In 1867, Stone and her husband relocated their household to Dorchester, Massachusetts, and raised capital for a newspaper, to be called the Woman's Journal, by selling shares in a joint stock company to Boston supporters. Livermore agreed to merge her Chicago-based reform paper, The Agitator, into the new publication, now issued from the Boston headquarters of the American Woman Suffrage Association. She remained editor-in-chief from the debut of the paper on January 1, 1870 until 1872, when Stone assumed primary responsibility for the weekly paper with assistance from her husband and, after 1882, their daughter, Alice.
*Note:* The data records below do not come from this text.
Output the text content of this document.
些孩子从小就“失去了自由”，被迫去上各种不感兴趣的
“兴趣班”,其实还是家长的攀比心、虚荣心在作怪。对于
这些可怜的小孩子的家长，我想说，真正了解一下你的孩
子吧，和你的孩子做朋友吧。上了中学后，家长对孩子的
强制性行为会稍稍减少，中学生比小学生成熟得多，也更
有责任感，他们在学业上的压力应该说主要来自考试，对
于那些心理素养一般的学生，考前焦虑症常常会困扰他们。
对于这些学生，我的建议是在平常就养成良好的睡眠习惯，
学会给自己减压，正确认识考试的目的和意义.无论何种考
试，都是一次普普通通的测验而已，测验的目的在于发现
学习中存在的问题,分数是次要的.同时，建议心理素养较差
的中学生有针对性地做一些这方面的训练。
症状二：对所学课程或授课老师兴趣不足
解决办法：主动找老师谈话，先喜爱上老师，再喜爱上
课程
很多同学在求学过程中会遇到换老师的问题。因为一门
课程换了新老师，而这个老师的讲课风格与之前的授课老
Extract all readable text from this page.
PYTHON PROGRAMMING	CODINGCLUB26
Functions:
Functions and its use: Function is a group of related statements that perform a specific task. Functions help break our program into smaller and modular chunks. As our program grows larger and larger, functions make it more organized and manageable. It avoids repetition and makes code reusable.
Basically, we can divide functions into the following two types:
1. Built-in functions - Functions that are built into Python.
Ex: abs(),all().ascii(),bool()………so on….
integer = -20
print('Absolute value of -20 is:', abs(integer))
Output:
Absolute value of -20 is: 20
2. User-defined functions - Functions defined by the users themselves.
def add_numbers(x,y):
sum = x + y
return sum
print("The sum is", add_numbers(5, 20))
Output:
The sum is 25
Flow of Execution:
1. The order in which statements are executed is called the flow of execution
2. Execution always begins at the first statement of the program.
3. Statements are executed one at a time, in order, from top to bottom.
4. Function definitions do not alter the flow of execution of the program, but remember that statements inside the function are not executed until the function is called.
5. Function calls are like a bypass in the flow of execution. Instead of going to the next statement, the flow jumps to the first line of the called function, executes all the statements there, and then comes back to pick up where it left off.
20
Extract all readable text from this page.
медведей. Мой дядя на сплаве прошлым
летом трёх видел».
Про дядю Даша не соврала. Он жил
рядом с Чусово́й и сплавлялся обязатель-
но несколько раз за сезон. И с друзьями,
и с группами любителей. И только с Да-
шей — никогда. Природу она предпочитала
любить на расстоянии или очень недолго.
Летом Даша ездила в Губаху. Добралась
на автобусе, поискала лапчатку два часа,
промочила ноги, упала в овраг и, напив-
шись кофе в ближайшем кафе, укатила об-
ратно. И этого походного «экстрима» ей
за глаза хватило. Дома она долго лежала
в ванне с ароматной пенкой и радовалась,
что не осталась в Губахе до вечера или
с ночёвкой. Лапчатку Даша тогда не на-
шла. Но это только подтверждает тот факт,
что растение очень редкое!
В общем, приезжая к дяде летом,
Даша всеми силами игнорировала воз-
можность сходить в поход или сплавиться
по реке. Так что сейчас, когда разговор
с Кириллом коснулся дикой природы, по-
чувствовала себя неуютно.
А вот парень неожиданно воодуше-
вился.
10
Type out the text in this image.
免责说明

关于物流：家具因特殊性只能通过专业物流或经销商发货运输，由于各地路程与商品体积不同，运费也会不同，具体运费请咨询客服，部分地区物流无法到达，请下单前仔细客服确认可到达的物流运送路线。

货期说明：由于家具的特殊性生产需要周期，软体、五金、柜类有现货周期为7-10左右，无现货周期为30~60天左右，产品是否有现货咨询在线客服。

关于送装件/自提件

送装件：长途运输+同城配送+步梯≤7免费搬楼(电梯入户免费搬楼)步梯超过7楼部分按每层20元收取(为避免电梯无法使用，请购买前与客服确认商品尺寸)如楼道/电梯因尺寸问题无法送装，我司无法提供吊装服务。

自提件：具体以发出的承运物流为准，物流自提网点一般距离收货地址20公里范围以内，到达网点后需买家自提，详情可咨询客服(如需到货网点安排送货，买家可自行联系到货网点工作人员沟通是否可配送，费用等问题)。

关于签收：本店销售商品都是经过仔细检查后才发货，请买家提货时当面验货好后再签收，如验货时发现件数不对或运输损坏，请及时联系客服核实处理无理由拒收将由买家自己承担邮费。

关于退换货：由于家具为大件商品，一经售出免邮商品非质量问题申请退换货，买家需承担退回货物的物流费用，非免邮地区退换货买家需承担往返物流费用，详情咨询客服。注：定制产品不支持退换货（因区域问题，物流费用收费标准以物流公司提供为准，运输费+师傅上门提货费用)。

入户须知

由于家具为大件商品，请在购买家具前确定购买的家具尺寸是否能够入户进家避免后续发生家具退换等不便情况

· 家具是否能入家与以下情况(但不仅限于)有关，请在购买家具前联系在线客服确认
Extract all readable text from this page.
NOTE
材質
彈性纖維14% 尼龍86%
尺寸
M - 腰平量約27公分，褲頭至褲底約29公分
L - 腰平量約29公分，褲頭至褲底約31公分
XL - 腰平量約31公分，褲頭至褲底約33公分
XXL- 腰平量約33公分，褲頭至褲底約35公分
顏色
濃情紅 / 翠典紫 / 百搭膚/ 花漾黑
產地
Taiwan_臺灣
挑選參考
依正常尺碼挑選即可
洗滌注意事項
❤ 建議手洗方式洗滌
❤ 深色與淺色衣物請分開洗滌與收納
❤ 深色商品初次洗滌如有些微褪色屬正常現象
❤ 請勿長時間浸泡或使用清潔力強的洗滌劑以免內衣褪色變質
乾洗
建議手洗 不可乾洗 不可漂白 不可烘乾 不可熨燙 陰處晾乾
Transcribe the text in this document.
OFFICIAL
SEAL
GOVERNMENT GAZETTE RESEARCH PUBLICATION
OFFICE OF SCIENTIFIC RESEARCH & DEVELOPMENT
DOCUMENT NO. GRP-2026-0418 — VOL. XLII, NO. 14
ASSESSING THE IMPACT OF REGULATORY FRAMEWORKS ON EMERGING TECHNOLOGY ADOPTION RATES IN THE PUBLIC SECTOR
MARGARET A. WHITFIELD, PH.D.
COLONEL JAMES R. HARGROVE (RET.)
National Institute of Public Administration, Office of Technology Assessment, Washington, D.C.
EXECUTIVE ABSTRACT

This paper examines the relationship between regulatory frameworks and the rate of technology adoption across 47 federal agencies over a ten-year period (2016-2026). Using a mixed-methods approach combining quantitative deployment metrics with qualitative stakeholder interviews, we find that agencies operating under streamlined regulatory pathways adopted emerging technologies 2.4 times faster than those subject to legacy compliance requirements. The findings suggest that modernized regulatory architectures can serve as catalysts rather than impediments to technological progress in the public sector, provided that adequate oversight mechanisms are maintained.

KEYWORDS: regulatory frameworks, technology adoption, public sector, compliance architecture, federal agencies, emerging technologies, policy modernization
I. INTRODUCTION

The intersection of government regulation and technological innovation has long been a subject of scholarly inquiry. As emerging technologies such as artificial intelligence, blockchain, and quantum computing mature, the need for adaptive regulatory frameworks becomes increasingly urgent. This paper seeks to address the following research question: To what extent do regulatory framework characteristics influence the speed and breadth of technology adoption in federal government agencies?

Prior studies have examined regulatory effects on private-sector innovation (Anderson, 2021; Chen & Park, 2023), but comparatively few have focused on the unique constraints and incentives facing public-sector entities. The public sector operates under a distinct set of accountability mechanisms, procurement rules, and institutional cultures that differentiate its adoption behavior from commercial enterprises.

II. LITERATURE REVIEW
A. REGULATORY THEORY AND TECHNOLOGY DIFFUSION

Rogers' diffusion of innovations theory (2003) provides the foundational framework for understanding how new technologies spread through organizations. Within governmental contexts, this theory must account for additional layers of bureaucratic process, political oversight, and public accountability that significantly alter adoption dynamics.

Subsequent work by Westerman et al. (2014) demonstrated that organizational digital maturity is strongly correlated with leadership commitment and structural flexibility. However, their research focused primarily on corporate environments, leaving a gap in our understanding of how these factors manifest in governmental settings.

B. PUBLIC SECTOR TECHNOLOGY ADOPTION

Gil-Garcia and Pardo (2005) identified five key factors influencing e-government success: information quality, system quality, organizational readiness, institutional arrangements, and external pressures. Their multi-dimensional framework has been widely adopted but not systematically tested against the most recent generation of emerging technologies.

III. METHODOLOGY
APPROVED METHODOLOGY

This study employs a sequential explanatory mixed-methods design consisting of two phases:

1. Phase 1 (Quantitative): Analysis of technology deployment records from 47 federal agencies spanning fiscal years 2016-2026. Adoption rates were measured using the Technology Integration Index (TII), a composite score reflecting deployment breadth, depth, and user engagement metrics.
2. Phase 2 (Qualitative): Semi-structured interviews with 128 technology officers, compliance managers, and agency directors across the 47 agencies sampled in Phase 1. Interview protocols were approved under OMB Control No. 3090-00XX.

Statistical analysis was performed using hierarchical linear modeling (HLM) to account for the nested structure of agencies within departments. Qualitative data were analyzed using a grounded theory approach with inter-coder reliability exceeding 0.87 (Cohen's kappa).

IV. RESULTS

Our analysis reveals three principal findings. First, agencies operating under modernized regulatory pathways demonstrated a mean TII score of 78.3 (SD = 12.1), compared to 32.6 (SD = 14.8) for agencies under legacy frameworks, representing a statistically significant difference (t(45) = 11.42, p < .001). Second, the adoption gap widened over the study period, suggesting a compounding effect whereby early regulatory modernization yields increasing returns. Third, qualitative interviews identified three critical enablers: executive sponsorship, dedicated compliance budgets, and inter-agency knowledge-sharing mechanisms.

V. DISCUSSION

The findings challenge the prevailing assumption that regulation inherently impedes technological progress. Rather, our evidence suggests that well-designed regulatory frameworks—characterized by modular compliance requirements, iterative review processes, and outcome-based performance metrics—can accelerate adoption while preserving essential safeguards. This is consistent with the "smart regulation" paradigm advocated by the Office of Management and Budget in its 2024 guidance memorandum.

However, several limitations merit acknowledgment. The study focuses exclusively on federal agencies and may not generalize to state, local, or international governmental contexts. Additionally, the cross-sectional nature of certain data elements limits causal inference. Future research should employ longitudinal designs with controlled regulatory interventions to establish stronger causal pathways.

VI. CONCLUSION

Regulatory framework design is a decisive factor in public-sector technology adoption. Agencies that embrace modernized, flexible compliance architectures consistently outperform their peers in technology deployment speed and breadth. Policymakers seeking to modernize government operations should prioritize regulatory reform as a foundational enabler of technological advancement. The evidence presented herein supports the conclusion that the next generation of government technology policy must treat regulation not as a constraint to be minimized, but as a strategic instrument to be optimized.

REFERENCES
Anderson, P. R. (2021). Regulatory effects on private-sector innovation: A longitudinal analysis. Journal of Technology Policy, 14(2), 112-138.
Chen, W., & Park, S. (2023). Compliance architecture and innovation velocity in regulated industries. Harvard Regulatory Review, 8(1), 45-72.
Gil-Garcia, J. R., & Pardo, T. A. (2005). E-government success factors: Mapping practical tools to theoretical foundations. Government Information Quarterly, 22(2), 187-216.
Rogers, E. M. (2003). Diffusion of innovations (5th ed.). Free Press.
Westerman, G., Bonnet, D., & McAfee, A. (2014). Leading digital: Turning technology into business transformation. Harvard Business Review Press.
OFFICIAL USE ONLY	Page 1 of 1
Stone remained in demand as a suffrage speaker, addressing state legislatures, women's clubs, collegiate alumni, and political conventions from Colorado to Vermont, but increasingly, she focused her attention on the paper, which she likened to "big baby which never grew up, and always had to be fed." Devoted to the interests of woman, to her educational, industrial, legal and political equality, and especially to her right of suffrage, the Woman's Journal, and particularly Stone's writing, covered a vast array of events, history, and personalities. Ironically, Stone's principles blocked her one attempt to exercise her own right to suffrage; in 1879, she registered under the new Massachusetts law permitting women to vote in school elections, but her name was erased by officials who refused to accept her enrollment under her own, not her husband's, surname.
In 1890, Stone assisted the merger of the NWSA and the AWSA into the National American Woman Suffrage Association, becoming the chair of its executive committee, but her failing health kept her close to home except for occasions that honored her pioneering suffrage activism. Her last public appearance took her to the Congress of Representative Women at the Chicago World's Columbian Exposition in May 1893. After she died at her home on October 18, 1893, in Dorchester, Stone's was the first body cremated in New England.